Histoire d’accélérer la cadence, Claude Guéant a adressé le 19 avril une lettre à la présidence de l’UE, co-signée par son homologue allemand Hans-Peter Friendrich (pdf ici). Les deux ministres demandent à leurs partenaires d’accepter de rétablir des contrôles aux frontières nationales pendant un mois en cas de défaillance à une frontière extérieure de l’espace Schengen et de prolonger cette mesure si nécessaire. Ce qui recoupe largement le projet déjà en discussion. «La nouveauté, c’est que le rétablissement des contrôles aux frontières nationale serait dissocié de la notion de menace grave à l’ordre public. Autrement dit, Nicolas Sarkozy veut faciliter le recours à la réinstauration des contrôles», relève Yves Pascouau, responsable du programme Migrations et divertisté europénnes au centre de réflexion European Policy Center de Bruxelles. «Ce serait l’élargissement d’une possibilité déjà ouverte par le traité actuel, mais l’on voit mal en quoi le rétablissement du contrôle aux frontières françaises va contribuer à répondre aux difficultés, bien réelles, à la frontière gréco-turque», fait remarquer Hélène Flautre.
«Une pente dangereuse»
L’insistance de Nicolas Sarkozy à vouloir aller plus vite que la musique fait grincer quelques dents chez les Etats membres.
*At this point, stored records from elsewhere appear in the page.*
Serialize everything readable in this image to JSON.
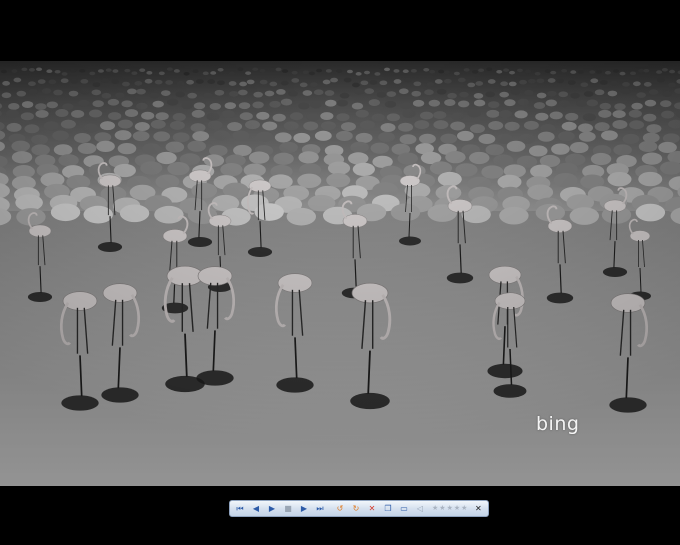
{
  "photo": {
    "subject": "flamingos",
    "watermark_text": "bing"
  },
  "toolbar": {
    "buttons": [
      {
        "name": "first-image-button",
        "icon": "skip-back-icon",
        "glyph": "⏮"
      },
      {
        "name": "previous-image-button",
        "icon": "previous-icon",
        "glyph": "◀"
      },
      {
        "name": "play-slideshow-button",
        "icon": "play-icon",
        "glyph": "▶"
      },
      {
        "name": "stop-button",
        "icon": "stop-icon",
        "glyph": "■"
      },
      {
        "name": "next-image-button",
        "icon": "next-icon",
        "glyph": "▶"
      },
      {
        "name": "last-image-button",
        "icon": "skip-forward-icon",
        "glyph": "⏭"
      },
      {
        "name": "rotate-left-button",
        "icon": "rotate-left-icon",
        "glyph": "↺"
      },
      {
        "name": "rotate-right-button",
        "icon": "rotate-right-icon",
        "glyph": "↻"
      },
      {
        "name": "delete-button",
        "icon": "delete-icon",
        "glyph": "✕"
      },
      {
        "name": "copy-button",
        "icon": "copy-icon",
        "glyph": "❐"
      },
      {
        "name": "window-mode-button",
        "icon": "window-icon",
        "glyph": "▭"
      },
      {
        "name": "sound-button",
        "icon": "speaker-icon",
        "glyph": "◁"
      }
    ],
    "rating_stars": 5,
    "close_glyph": "✕",
    "colors": {
      "accent": "#2d5ba8",
      "red": "#d63a2b",
      "orange": "#e07a1f"
    }
  }
}
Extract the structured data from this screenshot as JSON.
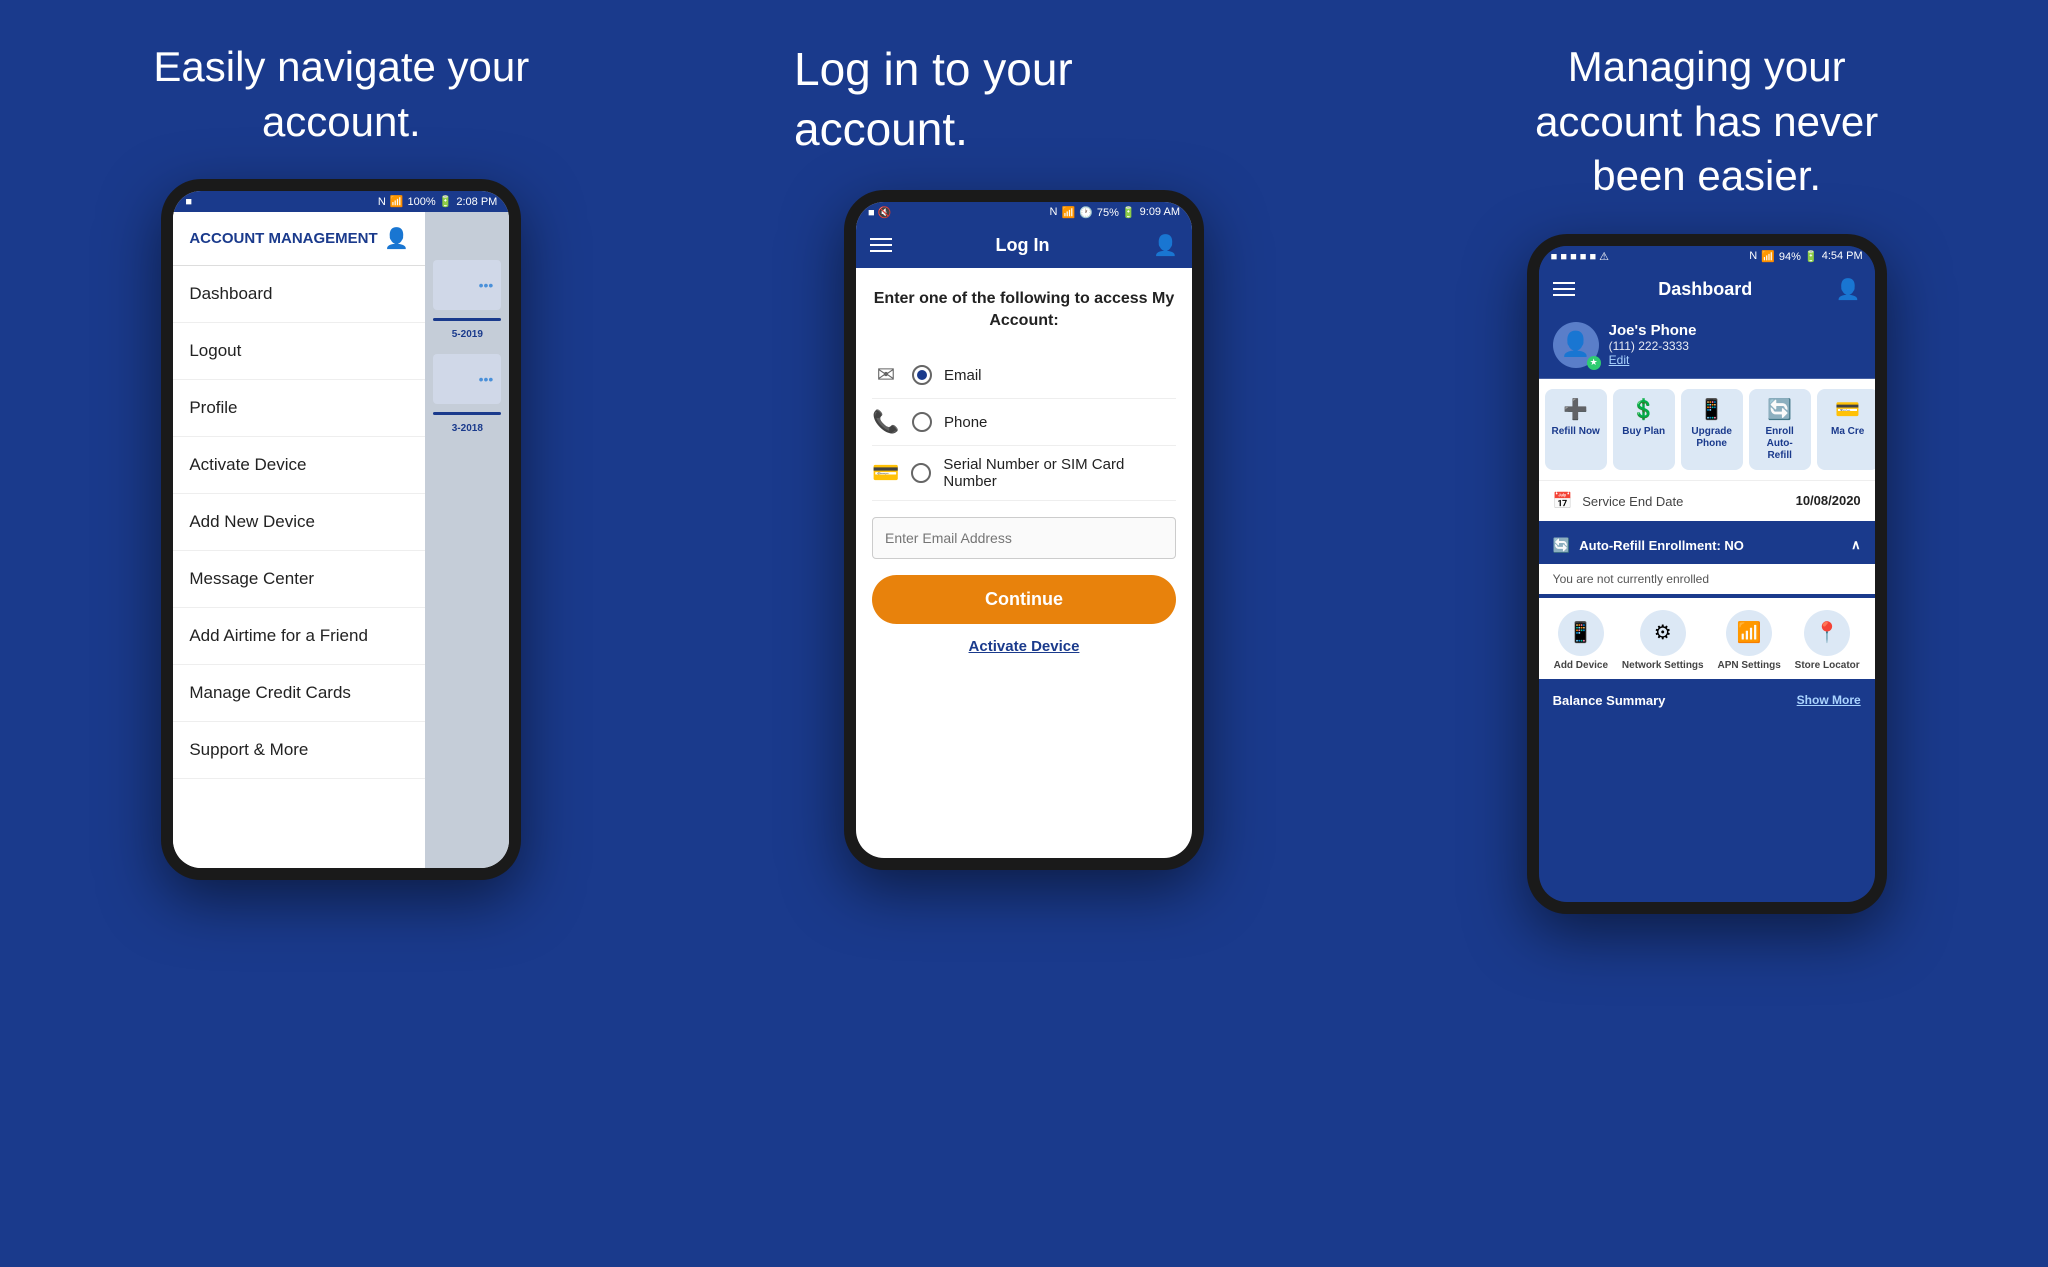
{
  "panel1": {
    "tagline": "Easily navigate your account.",
    "status": {
      "left": "■",
      "time": "2:08 PM",
      "battery": "100%",
      "signal": "NFC WiFi 4G"
    },
    "nav_header": "ACCOUNT MANAGEMENT",
    "nav_items": [
      "Dashboard",
      "Logout",
      "Profile",
      "Activate Device",
      "Add New Device",
      "Message Center",
      "Add Airtime for a Friend",
      "Manage Credit Cards",
      "Support & More"
    ],
    "content_dates": [
      "5-2019",
      "3-2018"
    ]
  },
  "panel2": {
    "tagline": "Log in to your account.",
    "status": {
      "time": "9:09 AM",
      "battery": "75%"
    },
    "app_bar_title": "Log In",
    "login_prompt": "Enter one of the following to access My Account:",
    "options": [
      {
        "icon": "✉",
        "label": "Email",
        "selected": true
      },
      {
        "icon": "📞",
        "label": "Phone",
        "selected": false
      },
      {
        "icon": "💳",
        "label": "Serial Number or SIM Card Number",
        "selected": false
      }
    ],
    "email_placeholder": "Enter Email Address",
    "continue_label": "Continue",
    "activate_label": "Activate Device"
  },
  "panel3": {
    "tagline": "Managing your account has never been easier.",
    "status": {
      "time": "4:54 PM",
      "battery": "94%"
    },
    "app_bar_title": "Dashboard",
    "user": {
      "name": "Joe's Phone",
      "phone": "(111) 222-3333",
      "edit_label": "Edit"
    },
    "quick_actions": [
      {
        "icon": "➕",
        "label": "Refill Now"
      },
      {
        "icon": "💲",
        "label": "Buy Plan"
      },
      {
        "icon": "📱",
        "label": "Upgrade Phone"
      },
      {
        "icon": "🔄",
        "label": "Enroll Auto-Refill"
      },
      {
        "icon": "💳",
        "label": "Ma Cre"
      }
    ],
    "service_end_label": "Service End Date",
    "service_end_date": "10/08/2020",
    "auto_refill_label": "Auto-Refill Enrollment: NO",
    "auto_refill_status": "You are not currently enrolled",
    "bottom_actions": [
      {
        "icon": "📱",
        "label": "Add Device"
      },
      {
        "icon": "⚙",
        "label": "Network Settings"
      },
      {
        "icon": "📶",
        "label": "APN Settings"
      },
      {
        "icon": "📍",
        "label": "Store Locator"
      }
    ],
    "balance_label": "Balance Summary",
    "show_more_label": "Show More"
  }
}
La proposition franco-allemande «sent très mauvais», a ainsi estimé le chef de la diplomatie du Luxembourg, Jean Asselborn, dans un entretien à l’hebdomadaire allemand Der Spiegel. «Les dirigeants européens devraient faire preuve de leadership au lieu de chercher à flatter ces forces d’extrême droite», blâme aussi la commissaire chargée des Affaires intérieures, Cecilia Malmström.
La manœuvre franco-allemande a pour l’heure peu de chances d’aboutir hors du cadre des négociations déjà engagées: il faudrait que la Commission européenne accepte de formuler une proposition en ce sens, puis que le Parlement européen, co-décisionnaire, laisse couler cette fois-ci. Ce qui n’est pas gagné : en juillet 2011, il avait réaffirmé sa ferme opposition à la réintroduction de contrôles aux frontières (résolution ici). Sans compter, enfin, le poids économique que représenterait le rétablissement de forces de contrôles aux frontières pour un Etat.
Reste que le débat sur la liberté de circulation, l’une des libertés fondamentales de l’accord européen, est rouvert. «Si revenir à un rétablissement complet des contrôles aux frontières est irréaliste, l’idée qu’on puisse réviser Schengen est aujourd’hui sur la table. On est en train de modifier toute la philosophie de Schengen, qui était fondée sur la confiance mutuelle entre les Etats, plutôt que sur la méfiance et sur une logique de sanctions», s’inquiète Yves Pascouau. «C’est une pente qui me semble très dangereuse.»